The self-enquiring but surprisingly fun coming-of-age album is powered by brilliant, crystalline melodies which bring a sense of hope to songs about self-destruction, bad relationships and fantasied revenge. On the chugging ‘Sepsis’, she sings about getting saved “not by Jesus but by validation in some dude’s gaze”, before a Pixies-style handbreak turn towards a huge, anthemic chorus, in which she admits: “It should take a whole lot less to turn me off”.
More addictively good melodies come in the blissed-out ‘Kiss City’, which brings something more dreamy and spacious, while ‘Olympus’ hits Cobain-level disaffection, detailing a bleak, drug-fuelled romance from which Blondshell knows she must escape in order to escape alive.

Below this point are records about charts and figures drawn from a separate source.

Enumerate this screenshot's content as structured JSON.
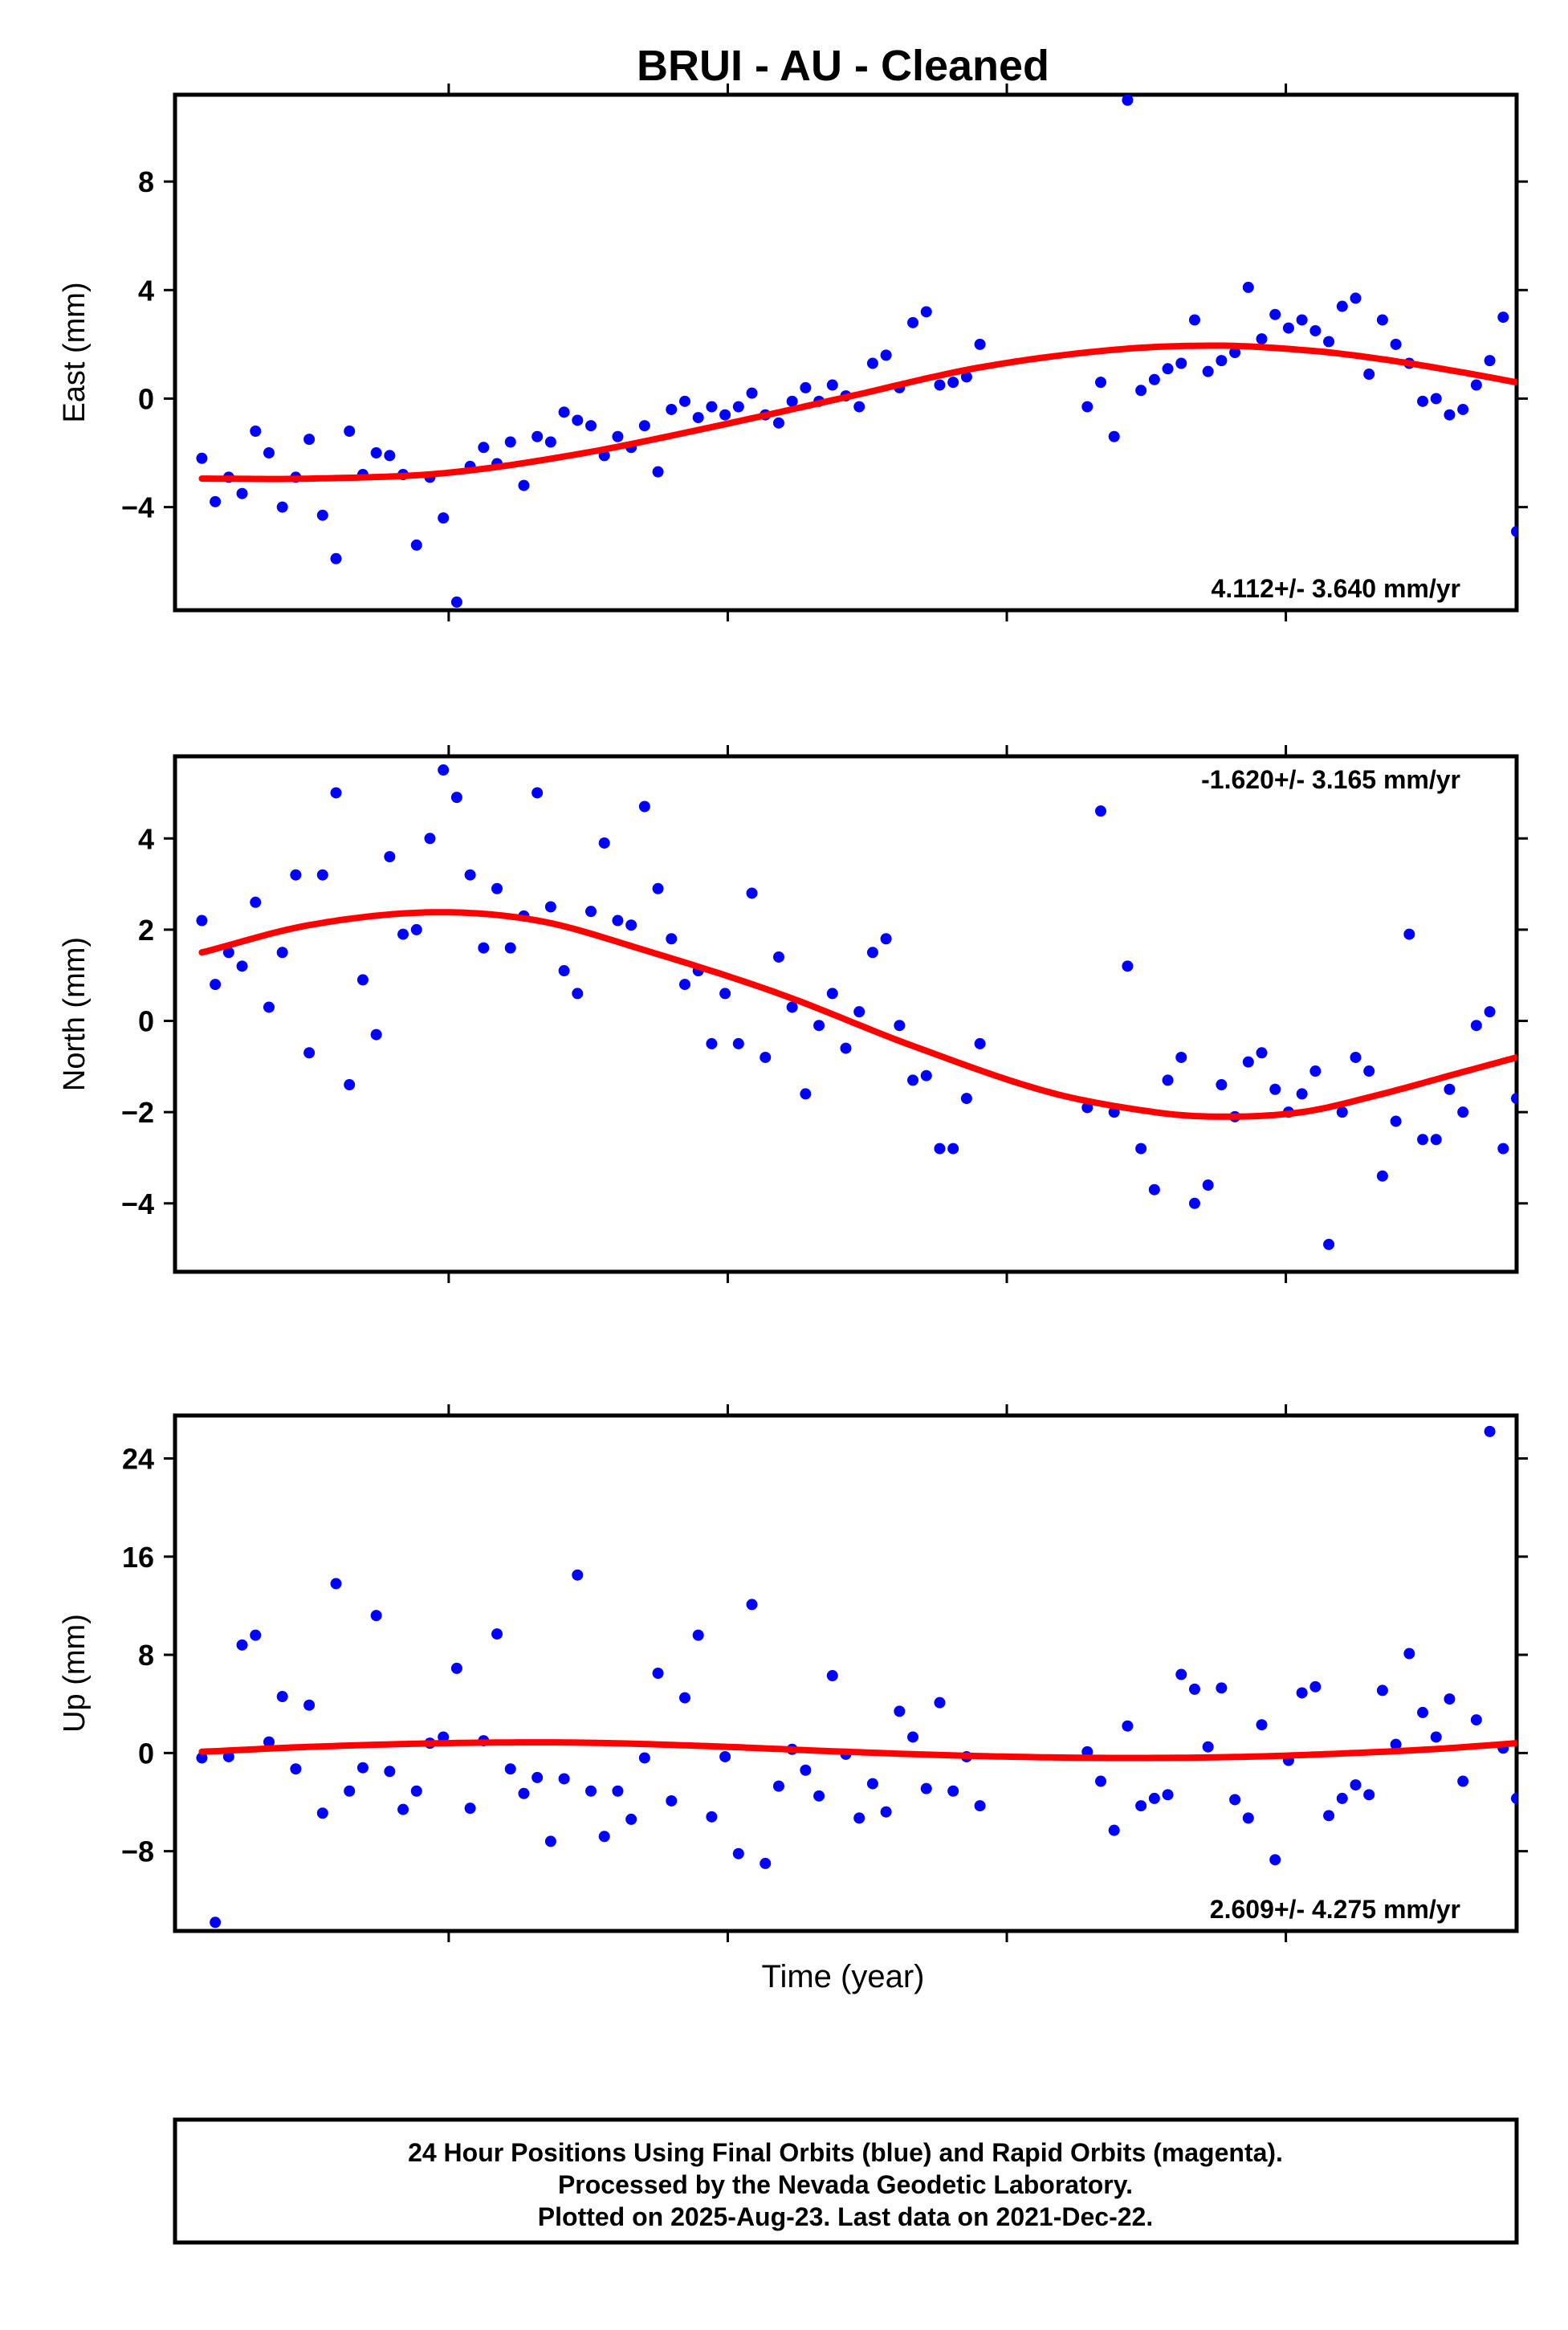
{
  "title": "BRUI  - AU - Cleaned",
  "xlabel": "Time (year)",
  "footer": {
    "line1": "24 Hour Positions Using Final Orbits (blue) and Rapid Orbits (magenta).",
    "line2": "Processed by the Nevada Geodetic Laboratory.",
    "line3": "Plotted on 2025-Aug-23. Last data on 2021-Dec-22."
  },
  "colors": {
    "points": "#0000ff",
    "fit": "#ff0000",
    "frame": "#000000"
  },
  "chart_data": [
    {
      "type": "scatter",
      "ylabel": "East (mm)",
      "ylim": [
        -7.8,
        11.2
      ],
      "yticks": [
        -4,
        0,
        4,
        8
      ],
      "ytick_labels": [
        "−4",
        "0",
        "4",
        "8"
      ],
      "rate_label": "4.112+/- 3.640 mm/yr",
      "rate_position": "bottom-right",
      "grid": false,
      "series": [
        {
          "kind": "points",
          "x": [
            0.02,
            0.03,
            0.04,
            0.05,
            0.06,
            0.07,
            0.08,
            0.09,
            0.1,
            0.11,
            0.12,
            0.13,
            0.14,
            0.15,
            0.16,
            0.17,
            0.18,
            0.19,
            0.2,
            0.21,
            0.22,
            0.23,
            0.24,
            0.25,
            0.26,
            0.27,
            0.28,
            0.29,
            0.3,
            0.31,
            0.32,
            0.33,
            0.34,
            0.35,
            0.36,
            0.37,
            0.38,
            0.39,
            0.4,
            0.41,
            0.42,
            0.43,
            0.44,
            0.45,
            0.46,
            0.47,
            0.48,
            0.49,
            0.5,
            0.51,
            0.52,
            0.53,
            0.54,
            0.55,
            0.56,
            0.57,
            0.58,
            0.59,
            0.6,
            0.68,
            0.69,
            0.7,
            0.71,
            0.72,
            0.73,
            0.74,
            0.75,
            0.76,
            0.77,
            0.78,
            0.79,
            0.8,
            0.81,
            0.82,
            0.83,
            0.84,
            0.85,
            0.86,
            0.87,
            0.88,
            0.89,
            0.9,
            0.91,
            0.92,
            0.93,
            0.94,
            0.95,
            0.96,
            0.97,
            0.98,
            0.99,
            1.0
          ],
          "y": [
            -2.2,
            -3.8,
            -2.9,
            -3.5,
            -1.2,
            -2.0,
            -4.0,
            -2.9,
            -1.5,
            -4.3,
            -5.9,
            -1.2,
            -2.8,
            -2.0,
            -2.1,
            -2.8,
            -5.4,
            -2.9,
            -4.4,
            -7.5,
            -2.5,
            -1.8,
            -2.4,
            -1.6,
            -3.2,
            -1.4,
            -1.6,
            -0.5,
            -0.8,
            -1.0,
            -2.1,
            -1.4,
            -1.8,
            -1.0,
            -2.7,
            -0.4,
            -0.1,
            -0.7,
            -0.3,
            -0.6,
            -0.3,
            0.2,
            -0.6,
            -0.9,
            -0.1,
            0.4,
            -0.1,
            0.5,
            0.1,
            -0.3,
            1.3,
            1.6,
            0.4,
            2.8,
            3.2,
            0.5,
            0.6,
            0.8,
            2.0,
            -0.3,
            0.6,
            -1.4,
            11.0,
            0.3,
            0.7,
            1.1,
            1.3,
            2.9,
            1.0,
            1.4,
            1.7,
            4.1,
            2.2,
            3.1,
            2.6,
            2.9,
            2.5,
            2.1,
            3.4,
            3.7,
            0.9,
            2.9,
            2.0,
            1.3,
            -0.1,
            0.0,
            -0.6,
            -0.4,
            0.5,
            1.4,
            3.0,
            -4.9
          ],
          "color": "#0000ff"
        },
        {
          "kind": "fit",
          "x": [
            0.02,
            0.1,
            0.2,
            0.3,
            0.4,
            0.5,
            0.6,
            0.7,
            0.78,
            0.85,
            0.9,
            0.95,
            1.0
          ],
          "y": [
            -2.95,
            -2.95,
            -2.75,
            -2.05,
            -1.05,
            0.05,
            1.15,
            1.8,
            1.95,
            1.75,
            1.45,
            1.05,
            0.6
          ],
          "color": "#ff0000"
        }
      ]
    },
    {
      "type": "scatter",
      "ylabel": "North (mm)",
      "ylim": [
        -5.5,
        5.8
      ],
      "yticks": [
        -4,
        -2,
        0,
        2,
        4
      ],
      "ytick_labels": [
        "−4",
        "−2",
        "0",
        "2",
        "4"
      ],
      "rate_label": "-1.620+/- 3.165 mm/yr",
      "rate_position": "top-right",
      "grid": false,
      "series": [
        {
          "kind": "points",
          "x": [
            0.02,
            0.03,
            0.04,
            0.05,
            0.06,
            0.07,
            0.08,
            0.09,
            0.1,
            0.11,
            0.12,
            0.13,
            0.14,
            0.15,
            0.16,
            0.17,
            0.18,
            0.19,
            0.2,
            0.21,
            0.22,
            0.23,
            0.24,
            0.25,
            0.26,
            0.27,
            0.28,
            0.29,
            0.3,
            0.31,
            0.32,
            0.33,
            0.34,
            0.35,
            0.36,
            0.37,
            0.38,
            0.39,
            0.4,
            0.41,
            0.42,
            0.43,
            0.44,
            0.45,
            0.46,
            0.47,
            0.48,
            0.49,
            0.5,
            0.51,
            0.52,
            0.53,
            0.54,
            0.55,
            0.56,
            0.57,
            0.58,
            0.59,
            0.6,
            0.68,
            0.69,
            0.7,
            0.71,
            0.72,
            0.73,
            0.74,
            0.75,
            0.76,
            0.77,
            0.78,
            0.79,
            0.8,
            0.81,
            0.82,
            0.83,
            0.84,
            0.85,
            0.86,
            0.87,
            0.88,
            0.89,
            0.9,
            0.91,
            0.92,
            0.93,
            0.94,
            0.95,
            0.96,
            0.97,
            0.98,
            0.99,
            1.0
          ],
          "y": [
            2.2,
            0.8,
            1.5,
            1.2,
            2.6,
            0.3,
            1.5,
            3.2,
            -0.7,
            3.2,
            5.0,
            -1.4,
            0.9,
            -0.3,
            3.6,
            1.9,
            2.0,
            4.0,
            5.5,
            4.9,
            3.2,
            1.6,
            2.9,
            1.6,
            2.3,
            5.0,
            2.5,
            1.1,
            0.6,
            2.4,
            3.9,
            2.2,
            2.1,
            4.7,
            2.9,
            1.8,
            0.8,
            1.1,
            -0.5,
            0.6,
            -0.5,
            2.8,
            -0.8,
            1.4,
            0.3,
            -1.6,
            -0.1,
            0.6,
            -0.6,
            0.2,
            1.5,
            1.8,
            -0.1,
            -1.3,
            -1.2,
            -2.8,
            -2.8,
            -1.7,
            -0.5,
            -1.9,
            4.6,
            -2.0,
            1.2,
            -2.8,
            -3.7,
            -1.3,
            -0.8,
            -4.0,
            -3.6,
            -1.4,
            -2.1,
            -0.9,
            -0.7,
            -1.5,
            -2.0,
            -1.6,
            -1.1,
            -4.9,
            -2.0,
            -0.8,
            -1.1,
            -3.4,
            -2.2,
            1.9,
            -2.6,
            -2.6,
            -1.5,
            -2.0,
            -0.1,
            0.2,
            -2.8,
            -1.7
          ],
          "color": "#0000ff"
        },
        {
          "kind": "fit",
          "x": [
            0.02,
            0.1,
            0.19,
            0.27,
            0.35,
            0.45,
            0.55,
            0.65,
            0.73,
            0.78,
            0.84,
            0.9,
            0.95,
            1.0
          ],
          "y": [
            1.5,
            2.1,
            2.38,
            2.2,
            1.55,
            0.6,
            -0.55,
            -1.55,
            -2.0,
            -2.1,
            -2.0,
            -1.6,
            -1.2,
            -0.8
          ],
          "color": "#ff0000"
        }
      ]
    },
    {
      "type": "scatter",
      "ylabel": "Up (mm)",
      "ylim": [
        -14.5,
        27.5
      ],
      "yticks": [
        -8,
        0,
        8,
        16,
        24
      ],
      "ytick_labels": [
        "−8",
        "0",
        "8",
        "16",
        "24"
      ],
      "rate_label": "2.609+/- 4.275 mm/yr",
      "rate_position": "bottom-right",
      "grid": false,
      "series": [
        {
          "kind": "points",
          "x": [
            0.02,
            0.03,
            0.04,
            0.05,
            0.06,
            0.07,
            0.08,
            0.09,
            0.1,
            0.11,
            0.12,
            0.13,
            0.14,
            0.15,
            0.16,
            0.17,
            0.18,
            0.19,
            0.2,
            0.21,
            0.22,
            0.23,
            0.24,
            0.25,
            0.26,
            0.27,
            0.28,
            0.29,
            0.3,
            0.31,
            0.32,
            0.33,
            0.34,
            0.35,
            0.36,
            0.37,
            0.38,
            0.39,
            0.4,
            0.41,
            0.42,
            0.43,
            0.44,
            0.45,
            0.46,
            0.47,
            0.48,
            0.49,
            0.5,
            0.51,
            0.52,
            0.53,
            0.54,
            0.55,
            0.56,
            0.57,
            0.58,
            0.59,
            0.6,
            0.68,
            0.69,
            0.7,
            0.71,
            0.72,
            0.73,
            0.74,
            0.75,
            0.76,
            0.77,
            0.78,
            0.79,
            0.8,
            0.81,
            0.82,
            0.83,
            0.84,
            0.85,
            0.86,
            0.87,
            0.88,
            0.89,
            0.9,
            0.91,
            0.92,
            0.93,
            0.94,
            0.95,
            0.96,
            0.97,
            0.98,
            0.99,
            1.0
          ],
          "y": [
            -0.4,
            -13.8,
            -0.3,
            8.8,
            9.6,
            0.9,
            4.6,
            -1.3,
            3.9,
            -4.9,
            13.8,
            -3.1,
            -1.2,
            11.2,
            -1.5,
            -4.6,
            -3.1,
            0.8,
            1.3,
            6.9,
            -4.5,
            1.0,
            9.7,
            -1.3,
            -3.3,
            -2.0,
            -7.2,
            -2.1,
            14.5,
            -3.1,
            -6.8,
            -3.1,
            -5.4,
            -0.4,
            6.5,
            -3.9,
            4.5,
            9.6,
            -5.2,
            -0.3,
            -8.2,
            12.1,
            -9.0,
            -2.7,
            0.3,
            -1.4,
            -3.5,
            6.3,
            -0.1,
            -5.3,
            -2.5,
            -4.8,
            3.4,
            1.3,
            -2.9,
            4.1,
            -3.1,
            -0.3,
            -4.3,
            0.1,
            -2.3,
            -6.3,
            2.2,
            -4.3,
            -3.7,
            -3.4,
            6.4,
            5.2,
            0.5,
            5.3,
            -3.8,
            -5.3,
            2.3,
            -8.7,
            -0.6,
            4.9,
            5.4,
            -5.1,
            -3.7,
            -2.6,
            -3.4,
            5.1,
            0.7,
            8.1,
            3.3,
            1.3,
            4.4,
            -2.3,
            2.7,
            26.2,
            0.4,
            -3.7
          ],
          "color": "#0000ff"
        },
        {
          "kind": "fit",
          "x": [
            0.02,
            0.1,
            0.2,
            0.3,
            0.4,
            0.5,
            0.6,
            0.7,
            0.8,
            0.9,
            0.95,
            1.0
          ],
          "y": [
            0.1,
            0.5,
            0.8,
            0.85,
            0.55,
            0.1,
            -0.25,
            -0.4,
            -0.3,
            0.1,
            0.4,
            0.8
          ],
          "color": "#ff0000"
        }
      ]
    }
  ]
}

‘Salad’, perhaps the highlight, sees Blondshell experiment with darker shades, and they really work. Leaning into Nick Cave’s Murder Ballads, it’s a revenge fantasy in which the songwriter dispatches a man who assaulted her friend, following real-life justice falling flat. It’s the darkest and most powerful song on the album, and yet still has the requisite massive chorus that sticks in your head for days. If this is a hint of where she’s headed with album number two, count us in. Maybe we’ll get a taste at Band on the Wall on 1 July.